Turkish charter airlines have suspended flights to and from Israel, Haaretz has learned. From tomorrow, there will be no more charter flights between Ben-Gurion International Airport and Antalya due to economic considerations. The Tel Aviv-Antalya route is used mainly by Israeli vacationers.

Turkish Airlines will continue its schedule of regular flights between Ben-Gurion and Istanbul, a route that primarily serves passengers transiting through Turkey to other destinations.

"We decided to stop all charter flights from Ben-Gurion Airport to Antalya because there's no demand," said Shai Pardo, CEO of KTA International, which represents the major Turkish charter airlines in Israel such as Onur Air and Freebird Airlines. "The last charter flight will take off this Thursday. It's not an anti-Israel decision, there are simply are no takers for the flights."

Pardo said it was not clear when the flights might be restored, but added that he was hopeful that some flights would take place next month, during the peak High Holidays travel season for Israelis, if there was sufficient demand.

The economic costs of the suspension of the flights is estimated to run into millions of shekels.

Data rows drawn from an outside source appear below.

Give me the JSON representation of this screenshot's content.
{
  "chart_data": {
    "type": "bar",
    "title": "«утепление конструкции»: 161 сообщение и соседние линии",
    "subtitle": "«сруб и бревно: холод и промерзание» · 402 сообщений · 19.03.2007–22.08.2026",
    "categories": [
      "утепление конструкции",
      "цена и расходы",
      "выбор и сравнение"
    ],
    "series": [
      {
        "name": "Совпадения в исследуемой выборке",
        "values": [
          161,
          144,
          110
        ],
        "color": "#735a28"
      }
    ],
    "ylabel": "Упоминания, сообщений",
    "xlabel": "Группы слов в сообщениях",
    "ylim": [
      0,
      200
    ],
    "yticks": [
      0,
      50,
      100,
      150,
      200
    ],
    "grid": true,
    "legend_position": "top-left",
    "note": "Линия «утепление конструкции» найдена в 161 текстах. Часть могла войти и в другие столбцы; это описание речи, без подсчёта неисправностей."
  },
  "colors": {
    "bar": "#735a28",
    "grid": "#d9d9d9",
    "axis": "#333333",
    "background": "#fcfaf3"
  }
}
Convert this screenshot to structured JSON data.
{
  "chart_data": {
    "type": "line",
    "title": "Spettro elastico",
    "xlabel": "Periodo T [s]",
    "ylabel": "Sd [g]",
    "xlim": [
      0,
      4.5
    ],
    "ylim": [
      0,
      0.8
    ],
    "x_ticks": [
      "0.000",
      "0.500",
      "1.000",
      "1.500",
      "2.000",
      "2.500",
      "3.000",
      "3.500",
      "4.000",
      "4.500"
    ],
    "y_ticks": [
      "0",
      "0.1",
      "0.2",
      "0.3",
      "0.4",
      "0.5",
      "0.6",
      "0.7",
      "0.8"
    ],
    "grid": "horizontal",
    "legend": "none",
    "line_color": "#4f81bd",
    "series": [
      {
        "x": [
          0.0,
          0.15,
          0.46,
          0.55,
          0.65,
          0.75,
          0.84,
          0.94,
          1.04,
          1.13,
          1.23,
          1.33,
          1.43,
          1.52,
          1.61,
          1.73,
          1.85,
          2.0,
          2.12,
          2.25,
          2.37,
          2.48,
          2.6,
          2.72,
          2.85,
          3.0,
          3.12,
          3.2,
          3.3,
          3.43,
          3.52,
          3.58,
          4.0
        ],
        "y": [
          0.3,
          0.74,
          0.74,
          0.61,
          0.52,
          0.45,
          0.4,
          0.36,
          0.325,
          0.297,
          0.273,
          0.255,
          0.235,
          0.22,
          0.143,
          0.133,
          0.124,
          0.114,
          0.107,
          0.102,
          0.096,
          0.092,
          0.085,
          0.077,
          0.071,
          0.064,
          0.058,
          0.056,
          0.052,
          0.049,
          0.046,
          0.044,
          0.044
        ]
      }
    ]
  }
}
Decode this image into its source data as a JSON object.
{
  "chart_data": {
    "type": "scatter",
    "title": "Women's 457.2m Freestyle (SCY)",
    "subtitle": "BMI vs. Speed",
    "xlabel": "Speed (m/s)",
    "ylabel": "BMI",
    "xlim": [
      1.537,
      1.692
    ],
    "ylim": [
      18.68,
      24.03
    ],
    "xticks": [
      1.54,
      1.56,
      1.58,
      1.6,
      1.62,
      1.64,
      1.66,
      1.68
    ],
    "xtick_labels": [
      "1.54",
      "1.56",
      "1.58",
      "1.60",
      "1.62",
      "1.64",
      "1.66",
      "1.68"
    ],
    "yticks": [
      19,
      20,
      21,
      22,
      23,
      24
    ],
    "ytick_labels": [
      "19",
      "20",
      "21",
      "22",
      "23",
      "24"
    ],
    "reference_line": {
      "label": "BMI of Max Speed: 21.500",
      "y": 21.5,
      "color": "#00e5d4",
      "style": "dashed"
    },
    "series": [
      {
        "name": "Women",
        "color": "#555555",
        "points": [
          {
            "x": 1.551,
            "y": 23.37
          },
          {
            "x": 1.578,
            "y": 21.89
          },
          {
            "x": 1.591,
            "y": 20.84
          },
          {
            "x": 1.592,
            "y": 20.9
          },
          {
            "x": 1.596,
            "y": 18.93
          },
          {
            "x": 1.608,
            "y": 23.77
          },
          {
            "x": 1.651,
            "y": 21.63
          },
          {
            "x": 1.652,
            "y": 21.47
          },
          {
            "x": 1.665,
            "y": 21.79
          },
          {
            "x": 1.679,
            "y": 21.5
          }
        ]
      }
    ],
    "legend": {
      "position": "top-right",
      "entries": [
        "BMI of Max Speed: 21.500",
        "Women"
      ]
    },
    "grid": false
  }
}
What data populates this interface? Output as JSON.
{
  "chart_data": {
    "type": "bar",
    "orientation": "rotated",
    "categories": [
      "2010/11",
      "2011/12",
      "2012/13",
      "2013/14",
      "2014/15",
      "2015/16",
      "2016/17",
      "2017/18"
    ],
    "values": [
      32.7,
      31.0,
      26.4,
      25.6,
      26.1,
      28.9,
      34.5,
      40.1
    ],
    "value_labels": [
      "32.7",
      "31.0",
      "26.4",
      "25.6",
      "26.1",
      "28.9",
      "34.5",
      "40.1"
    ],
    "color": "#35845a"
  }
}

Just last month, passenger traffic between Israel and Turkey had its biggest-ever year-on-year increase - 60.5 percent more than in August 2010. According to figures issued this week by the Civil Aviation Authority, that number increased from 52,300 to 84,000.

Turkish Airlines reported a 25 percent increase in passenger traffic from Ben-Gurion for the same period, from around 27,100 in August 2010 to 33,800 passengers last month.

The diplomatic crisis between Jerusalem and Ankara, which has included Turkey's downgrade of relations with Israel and very harsh rhetoric from Prime Minister Recep Tayyip Erdogan, has caused a steep dive in air travel between Israel and Turkey.

Last week, there were only two charter flights on the Tel Aviv-Antalya route, instead of four as originally planned, due to cancelations.

The suspension of charter flights will affect not only Israelis who might still be banking on a cheap Turkish package vacation, but also incoming tourism to Israel. Hardest hit will be tourists from the countries of the former Soviet Union, who often combined a day of sightseeing in Israel with their Antalya vacation. While demand in this market has not declined, the lack of charter flights from Turkey to Israel will naturally pose a problem.

While the Turkish national carrier, Turkish Airlines, has not changed its flight schedule on the Istanbul-Tel Aviv route as a result of the crisis in bilateral relations, sources in the aviation industry have said that flight cancelations would be an inevitable result of any significant falloff in passenger numbers.